Peter B. Smith, CPA, S.E.N.C.
 
 
Overview: 

An individual owning capital property in Canada but a resident for tax purposes of another country is subject to Canadian income tax upon the sale, transfer or deemed disposition of this property. Capital property is immovable land and buildings such as cottages, summer homes or vacant land. The non-resident before they can sell or transfer the property must request an authorization certificate from the tax authorities in Canada before the property can change hands. To complicate the process further will be the relationship that exists between the parties. For example a transfer involving a direct sale between non related individuals will have a transfer value considered to be at a fair market price, as negotiated between buyer and seller. A transfer between related individuals however will require greater care and must establish a fair market value. In this case a statement establishing the fair market value should be obtained from an independent qualified appraiser. Many of the transactions by non-residents are cottage properties and quite frequently they are to related individuals. The family cottage can not just be handed down to the next generation without significant tax consequences. Also a non-resident can not simply give the property away, either by will or while alive, and expect to avoid tax on the transfer.

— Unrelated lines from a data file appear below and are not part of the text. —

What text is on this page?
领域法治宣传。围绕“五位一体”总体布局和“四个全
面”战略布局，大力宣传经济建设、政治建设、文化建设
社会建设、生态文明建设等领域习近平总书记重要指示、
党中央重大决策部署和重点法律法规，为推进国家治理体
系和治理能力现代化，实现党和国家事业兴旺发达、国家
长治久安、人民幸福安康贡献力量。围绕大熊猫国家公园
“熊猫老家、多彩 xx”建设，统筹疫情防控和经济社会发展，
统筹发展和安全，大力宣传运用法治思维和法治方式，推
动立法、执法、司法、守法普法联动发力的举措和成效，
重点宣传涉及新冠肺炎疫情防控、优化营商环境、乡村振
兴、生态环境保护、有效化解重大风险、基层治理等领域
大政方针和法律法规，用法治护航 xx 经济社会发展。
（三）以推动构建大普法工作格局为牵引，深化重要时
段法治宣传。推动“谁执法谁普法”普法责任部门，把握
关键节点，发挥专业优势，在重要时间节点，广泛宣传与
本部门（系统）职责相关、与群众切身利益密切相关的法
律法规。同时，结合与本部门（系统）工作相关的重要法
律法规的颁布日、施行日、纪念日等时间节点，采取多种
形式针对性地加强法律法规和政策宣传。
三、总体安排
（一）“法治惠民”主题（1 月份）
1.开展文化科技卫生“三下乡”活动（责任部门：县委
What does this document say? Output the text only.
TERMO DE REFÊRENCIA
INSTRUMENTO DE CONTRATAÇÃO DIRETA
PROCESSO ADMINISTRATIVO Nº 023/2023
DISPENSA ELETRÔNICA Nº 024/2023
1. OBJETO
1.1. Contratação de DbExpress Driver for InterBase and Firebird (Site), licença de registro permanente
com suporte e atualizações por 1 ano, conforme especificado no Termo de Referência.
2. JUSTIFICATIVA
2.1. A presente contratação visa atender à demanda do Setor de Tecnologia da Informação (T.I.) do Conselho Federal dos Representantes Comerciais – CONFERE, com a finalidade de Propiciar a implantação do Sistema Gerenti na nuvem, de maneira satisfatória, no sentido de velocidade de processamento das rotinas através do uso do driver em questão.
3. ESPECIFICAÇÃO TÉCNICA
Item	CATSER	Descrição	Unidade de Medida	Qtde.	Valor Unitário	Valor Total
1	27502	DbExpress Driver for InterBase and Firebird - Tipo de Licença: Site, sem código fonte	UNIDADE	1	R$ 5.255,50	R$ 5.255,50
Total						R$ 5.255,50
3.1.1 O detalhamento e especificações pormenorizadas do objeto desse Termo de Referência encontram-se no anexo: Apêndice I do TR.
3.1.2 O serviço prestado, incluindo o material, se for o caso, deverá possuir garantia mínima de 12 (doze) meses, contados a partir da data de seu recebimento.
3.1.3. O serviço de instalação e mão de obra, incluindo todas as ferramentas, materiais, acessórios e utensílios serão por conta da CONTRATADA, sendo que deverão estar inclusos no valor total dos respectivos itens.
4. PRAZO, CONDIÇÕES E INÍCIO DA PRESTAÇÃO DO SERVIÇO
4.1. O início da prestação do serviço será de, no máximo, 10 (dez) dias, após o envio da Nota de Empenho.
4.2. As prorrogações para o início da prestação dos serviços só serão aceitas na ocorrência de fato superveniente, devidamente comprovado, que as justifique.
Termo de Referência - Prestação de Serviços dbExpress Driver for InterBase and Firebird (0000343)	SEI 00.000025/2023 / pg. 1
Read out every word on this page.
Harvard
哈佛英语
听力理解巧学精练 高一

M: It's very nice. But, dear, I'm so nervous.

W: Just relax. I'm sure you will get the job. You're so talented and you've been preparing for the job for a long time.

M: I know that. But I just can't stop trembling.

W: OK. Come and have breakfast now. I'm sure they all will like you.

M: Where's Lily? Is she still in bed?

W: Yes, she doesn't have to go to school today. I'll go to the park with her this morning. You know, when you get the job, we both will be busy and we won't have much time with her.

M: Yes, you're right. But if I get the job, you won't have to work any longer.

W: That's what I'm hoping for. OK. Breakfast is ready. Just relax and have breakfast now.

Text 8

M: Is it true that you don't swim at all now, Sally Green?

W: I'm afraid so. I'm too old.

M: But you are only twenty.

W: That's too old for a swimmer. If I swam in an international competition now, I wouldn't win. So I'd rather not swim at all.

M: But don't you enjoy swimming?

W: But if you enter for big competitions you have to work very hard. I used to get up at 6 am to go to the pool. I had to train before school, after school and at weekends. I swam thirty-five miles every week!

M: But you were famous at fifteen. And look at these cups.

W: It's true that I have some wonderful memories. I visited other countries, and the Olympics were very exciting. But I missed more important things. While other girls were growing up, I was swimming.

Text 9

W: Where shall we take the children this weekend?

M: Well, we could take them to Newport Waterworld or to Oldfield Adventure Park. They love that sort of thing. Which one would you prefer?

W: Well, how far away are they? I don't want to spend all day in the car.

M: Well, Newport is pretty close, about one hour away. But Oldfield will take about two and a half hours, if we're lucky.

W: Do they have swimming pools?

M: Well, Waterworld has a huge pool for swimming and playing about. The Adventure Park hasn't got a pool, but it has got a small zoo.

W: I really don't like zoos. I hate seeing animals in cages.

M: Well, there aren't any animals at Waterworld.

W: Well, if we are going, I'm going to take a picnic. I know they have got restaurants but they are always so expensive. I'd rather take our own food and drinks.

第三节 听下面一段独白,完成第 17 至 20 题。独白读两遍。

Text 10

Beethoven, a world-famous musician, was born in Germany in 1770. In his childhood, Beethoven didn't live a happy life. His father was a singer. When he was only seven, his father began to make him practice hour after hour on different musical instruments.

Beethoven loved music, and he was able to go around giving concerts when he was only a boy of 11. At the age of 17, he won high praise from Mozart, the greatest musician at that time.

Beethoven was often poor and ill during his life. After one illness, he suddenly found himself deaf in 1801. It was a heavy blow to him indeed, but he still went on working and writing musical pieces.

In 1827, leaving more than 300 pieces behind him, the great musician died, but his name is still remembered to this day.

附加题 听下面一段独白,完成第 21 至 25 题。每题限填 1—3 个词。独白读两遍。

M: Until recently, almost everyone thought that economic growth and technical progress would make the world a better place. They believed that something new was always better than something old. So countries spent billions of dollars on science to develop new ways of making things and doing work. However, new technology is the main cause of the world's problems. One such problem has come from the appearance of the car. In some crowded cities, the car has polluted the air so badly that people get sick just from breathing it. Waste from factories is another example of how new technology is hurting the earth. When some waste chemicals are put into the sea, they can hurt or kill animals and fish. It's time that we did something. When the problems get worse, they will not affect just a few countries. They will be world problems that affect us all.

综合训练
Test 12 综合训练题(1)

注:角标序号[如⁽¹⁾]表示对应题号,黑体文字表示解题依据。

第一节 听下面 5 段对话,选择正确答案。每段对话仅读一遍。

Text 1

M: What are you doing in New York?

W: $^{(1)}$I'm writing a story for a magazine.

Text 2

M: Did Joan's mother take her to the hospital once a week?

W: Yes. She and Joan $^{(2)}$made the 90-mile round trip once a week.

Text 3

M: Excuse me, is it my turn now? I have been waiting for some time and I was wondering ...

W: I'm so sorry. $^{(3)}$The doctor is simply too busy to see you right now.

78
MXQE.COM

Another area of concern involves divorce. Should one spouse transfer their undivided ownership interest to the other, as part of a divorce agreement, non resident tax may be assessed. In this case because the individuals are non residents they can not use the rollover provision that allows a tax free transfer to the receiving spouse. Therefore divorce will attract the same tax consequences as a transfer to a related individual. Great care should be taken in such a transfer with respect to drafting a divorce agreement between non residents when Canadian property is involved.